Les chiffres proviennent de documents internes d’EDF que l’association a pu obtenir. Contrairement à EDF, qui communique souvent en termes de poids, Sortir du nucléaire a choisi de mettre l’accent sur le nombre d’individus, permettant ainsi de mieux appréhender l’ampleur des pertes écologiques. Marjorie D’Agostino, responsable de la surveillance citoyenne au sein de l’association, souligne que « personne ne se rend compte de ce que représentent 46 tonnes ou 600 tonnes de poissons ».
L’association dénonce également une « stratégie d’invisibilisation du phénomène », notant que dans les communications d’EDF, les poissons et méduses sont parfois qualifiés d’“agresseurs” lorsqu’ils risquent d’obstruer les prises d’eau, inversant ainsi la responsabilité environnementale.

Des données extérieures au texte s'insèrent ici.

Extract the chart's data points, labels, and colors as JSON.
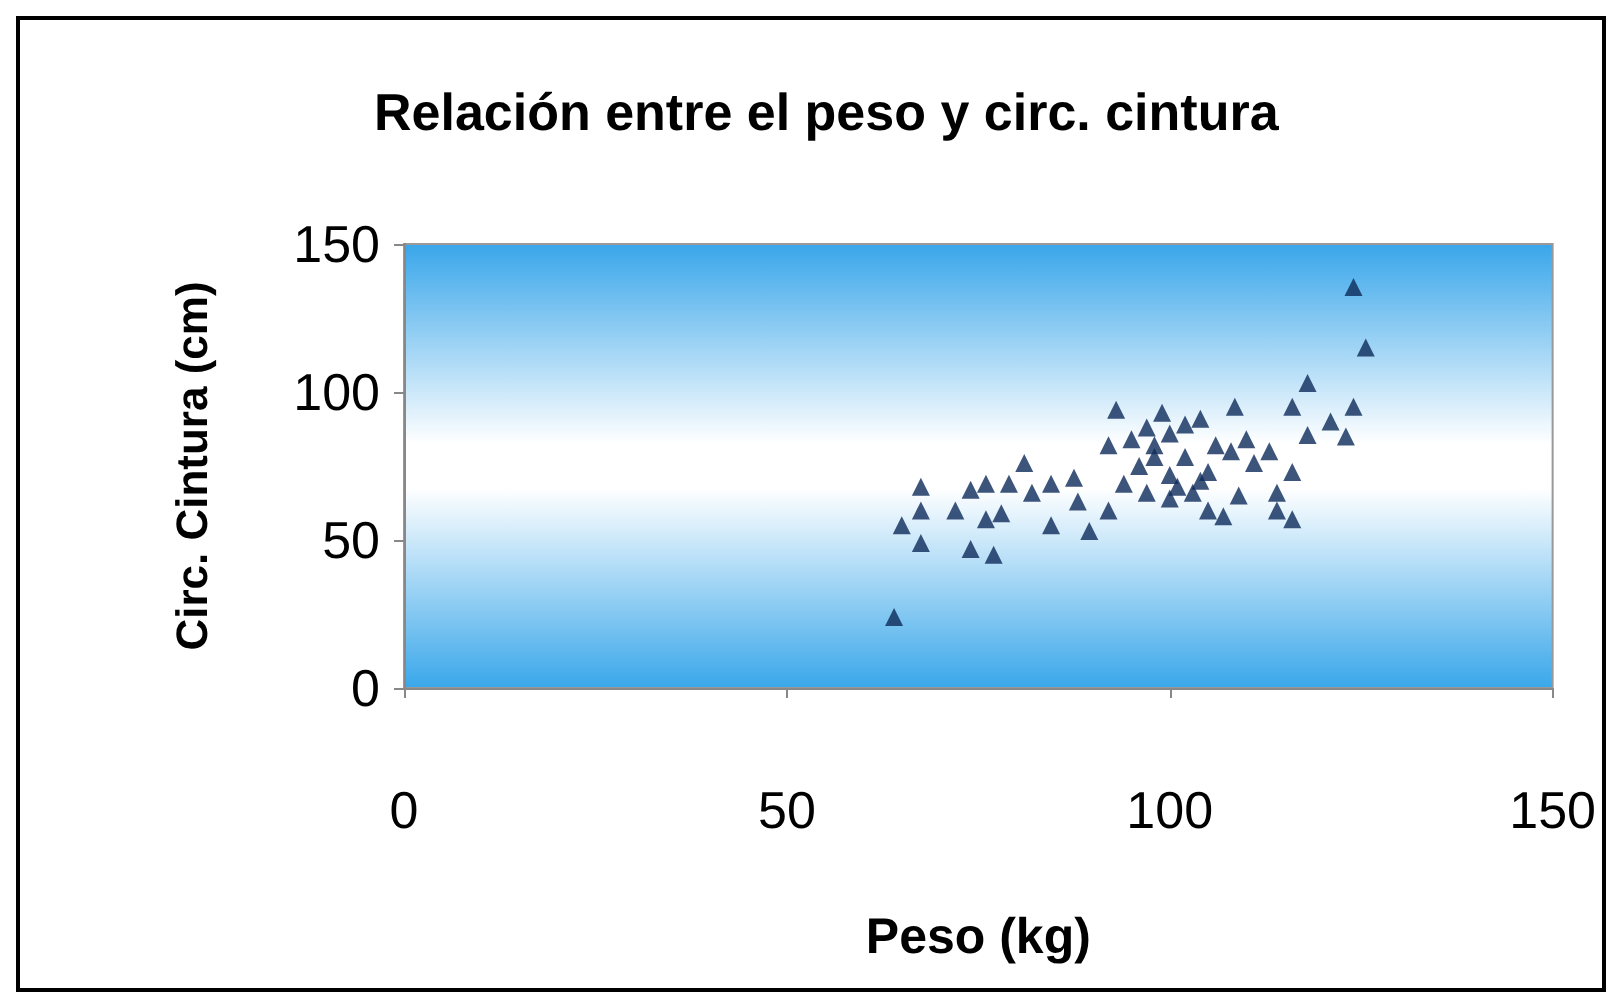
{
  "chart_data": {
    "type": "scatter",
    "title": "Relación entre el peso y circ. cintura",
    "xlabel": "Peso (kg)",
    "ylabel": "Circ. Cintura (cm)",
    "x": [
      64,
      65,
      67.5,
      67.5,
      67.5,
      72,
      74,
      74,
      76,
      77,
      76,
      79,
      78,
      81,
      82,
      84.5,
      84.5,
      87.5,
      88,
      89.5,
      93,
      92,
      92,
      95,
      94,
      99,
      98,
      97,
      102,
      103,
      105,
      96,
      98,
      100,
      104,
      106,
      100,
      97,
      101,
      100,
      102,
      104,
      105,
      108,
      108.5,
      109,
      107,
      110,
      111,
      113,
      114,
      114,
      116,
      116,
      116,
      118,
      118,
      121,
      123,
      124,
      124,
      125.6
    ],
    "values": [
      24,
      55,
      68,
      60,
      49,
      60,
      67,
      47,
      69,
      45,
      57,
      69,
      59,
      76,
      66,
      55,
      69,
      71,
      63,
      53,
      94,
      82,
      60,
      84,
      69,
      93,
      82,
      66,
      89,
      66,
      60,
      75,
      78,
      72,
      70,
      82,
      86,
      88,
      68,
      64,
      78,
      91,
      73,
      80,
      95,
      65,
      58,
      84,
      76,
      80,
      66,
      60,
      73,
      95,
      57,
      103,
      85.5,
      90,
      85,
      95,
      135.5,
      115
    ],
    "color": "#0d2a5a",
    "marker": "triangle",
    "xlim": [
      0,
      150
    ],
    "xticks": [
      0,
      50,
      100,
      150
    ],
    "ylim": [
      0,
      150
    ],
    "yticks": [
      0,
      50,
      100,
      150
    ],
    "grid": false
  }
}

Pour le refroidissement des centrales, d’énormes volumes d’eau sont prélevés, équivalents à une piscine olympique chaque minute. La faune aquatique est alors aspirée, subissant divers chocs thermiques, chimiques et mécaniques, et les plus gros organismes peuvent être piégés, traités à l’eau de Javel, et mourir de suffocation.
L’association souligne un « angle mort réglementaire », notant qu’aucune obligation de suivi systématique des animaux capturés n’est imposée aux exploitants, malgré la reconnaissance de ce phénomène comme un impact environnemental majeur lors du développement du programme nucléaire français dans les années 1970.